His negotiation to interview Kim Philby, the Russian spy, in Moscow took 20 years. He finally spoke to him two months before his death in 1988 generating a famous exclusive for The Sunday Times

Knightley was born in Sydney and began his career as a copy boy at the Sydney Daily Telegraph before joining the Melbourne Herald as a reporter where he met a young Rupert Murdoch.

After various jobs, which included  selling vacuum cleaners and peanut vending machines, he arrived on Fleet Street in 1963 aged 34, getting his foot in the door at the Sunday Times with a story picked up at a dinner party about a scam involving imported corned beef.

He was asked to look into another story – for the Atticus column – by news editor Michael Cudlipp, about pupils at Eton writing to the Communist Part headquarters asking for posters of Marx and Lenin.

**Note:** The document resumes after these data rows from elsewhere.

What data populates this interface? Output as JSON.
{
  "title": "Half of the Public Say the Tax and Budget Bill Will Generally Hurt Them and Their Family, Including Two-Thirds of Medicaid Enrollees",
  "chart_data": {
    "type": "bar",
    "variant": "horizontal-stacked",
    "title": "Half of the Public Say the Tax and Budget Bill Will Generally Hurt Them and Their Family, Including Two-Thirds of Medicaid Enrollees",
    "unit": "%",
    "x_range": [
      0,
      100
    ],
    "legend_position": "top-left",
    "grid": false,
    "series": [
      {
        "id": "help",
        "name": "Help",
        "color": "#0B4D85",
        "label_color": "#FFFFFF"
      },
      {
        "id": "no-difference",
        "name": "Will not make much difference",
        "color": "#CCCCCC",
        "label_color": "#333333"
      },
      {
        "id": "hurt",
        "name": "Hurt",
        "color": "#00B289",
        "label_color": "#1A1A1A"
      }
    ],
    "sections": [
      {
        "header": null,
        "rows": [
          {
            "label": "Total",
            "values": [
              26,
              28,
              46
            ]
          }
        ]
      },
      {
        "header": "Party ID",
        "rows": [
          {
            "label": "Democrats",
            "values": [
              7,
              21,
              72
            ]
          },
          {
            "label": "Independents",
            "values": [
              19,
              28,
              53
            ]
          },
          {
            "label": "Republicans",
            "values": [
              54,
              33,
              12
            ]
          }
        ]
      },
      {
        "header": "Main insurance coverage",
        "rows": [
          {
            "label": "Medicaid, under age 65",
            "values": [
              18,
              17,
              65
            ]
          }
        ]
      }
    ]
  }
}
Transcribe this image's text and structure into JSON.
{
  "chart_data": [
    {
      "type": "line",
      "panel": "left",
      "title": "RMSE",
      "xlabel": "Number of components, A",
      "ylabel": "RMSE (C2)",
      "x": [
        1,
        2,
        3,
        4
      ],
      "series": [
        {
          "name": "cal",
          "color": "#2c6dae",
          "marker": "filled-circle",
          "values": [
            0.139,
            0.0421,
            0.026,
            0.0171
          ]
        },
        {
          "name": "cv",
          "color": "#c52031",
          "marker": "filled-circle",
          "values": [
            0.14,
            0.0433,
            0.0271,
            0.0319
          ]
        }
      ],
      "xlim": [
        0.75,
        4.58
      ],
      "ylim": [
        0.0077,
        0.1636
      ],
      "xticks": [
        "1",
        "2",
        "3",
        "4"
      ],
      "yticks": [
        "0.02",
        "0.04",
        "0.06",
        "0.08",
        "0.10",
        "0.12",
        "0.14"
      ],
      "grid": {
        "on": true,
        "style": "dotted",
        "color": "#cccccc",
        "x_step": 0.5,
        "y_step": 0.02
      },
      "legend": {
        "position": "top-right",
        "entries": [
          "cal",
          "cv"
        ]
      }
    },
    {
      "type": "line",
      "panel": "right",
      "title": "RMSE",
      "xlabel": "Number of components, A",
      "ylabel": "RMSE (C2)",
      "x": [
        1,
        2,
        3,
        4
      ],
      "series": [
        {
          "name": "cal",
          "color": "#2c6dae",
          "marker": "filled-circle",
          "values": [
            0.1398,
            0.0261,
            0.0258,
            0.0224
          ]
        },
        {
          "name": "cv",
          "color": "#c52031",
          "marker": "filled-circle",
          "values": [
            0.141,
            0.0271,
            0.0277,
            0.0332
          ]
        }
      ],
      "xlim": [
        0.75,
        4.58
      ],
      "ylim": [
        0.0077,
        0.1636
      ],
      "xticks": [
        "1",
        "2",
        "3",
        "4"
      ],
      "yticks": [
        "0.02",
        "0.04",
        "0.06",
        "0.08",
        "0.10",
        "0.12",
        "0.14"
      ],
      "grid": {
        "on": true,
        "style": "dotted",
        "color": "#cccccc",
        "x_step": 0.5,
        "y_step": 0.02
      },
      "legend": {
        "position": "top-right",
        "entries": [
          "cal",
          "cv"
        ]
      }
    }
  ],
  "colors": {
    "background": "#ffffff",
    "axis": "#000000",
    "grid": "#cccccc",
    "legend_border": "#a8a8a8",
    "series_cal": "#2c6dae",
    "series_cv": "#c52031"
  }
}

After being referred to Eton’s PR man, he was told by Cudlipp to instead interview the PR man – as this was seen as a better story.

The PR demurred, only to agree to a full interview after being pressed by Atticus editor Nicholas Tomalin.

Tomalin told him: “You lost that Eton story because you gave up too soon….Lesson: In journalism no no is ever final.”

Knightley went on to gain further shifts at the paper and then a staff job.

Ian Jack, writing in The Guardian today, said of Knightley: “The writing was unmannered and straightforward – it lacked any notable style or ‘personality’ – but it could clarify the most complicated (and often legally fraught) stories without sacrificing factual accuracy or losing the reader’s interest.”

Jack said: “Knightley was modest about his many achievements. He was lucky, he would say, to work on an overstaffed and generously funded newspaper with editors who would give him the time to chase after a story, and not complain if in the end it did not stand up.”

In his 1997 autobiography, A Hack’s Progress, Knightley said: “I know now that the influence journalists can exercise is limited and that what we achieved is not always what we intended. It is the fight that counts…

“My advice for a new generation of journalists is to ignore the accountants, the proprietors and the conventional editors and get on with it. And your assignment is the same as mine has been – the world and the millions of fascinating people who inhabit it.”

Knightley’s other successful books included: The First Casualty (a history of war reporting).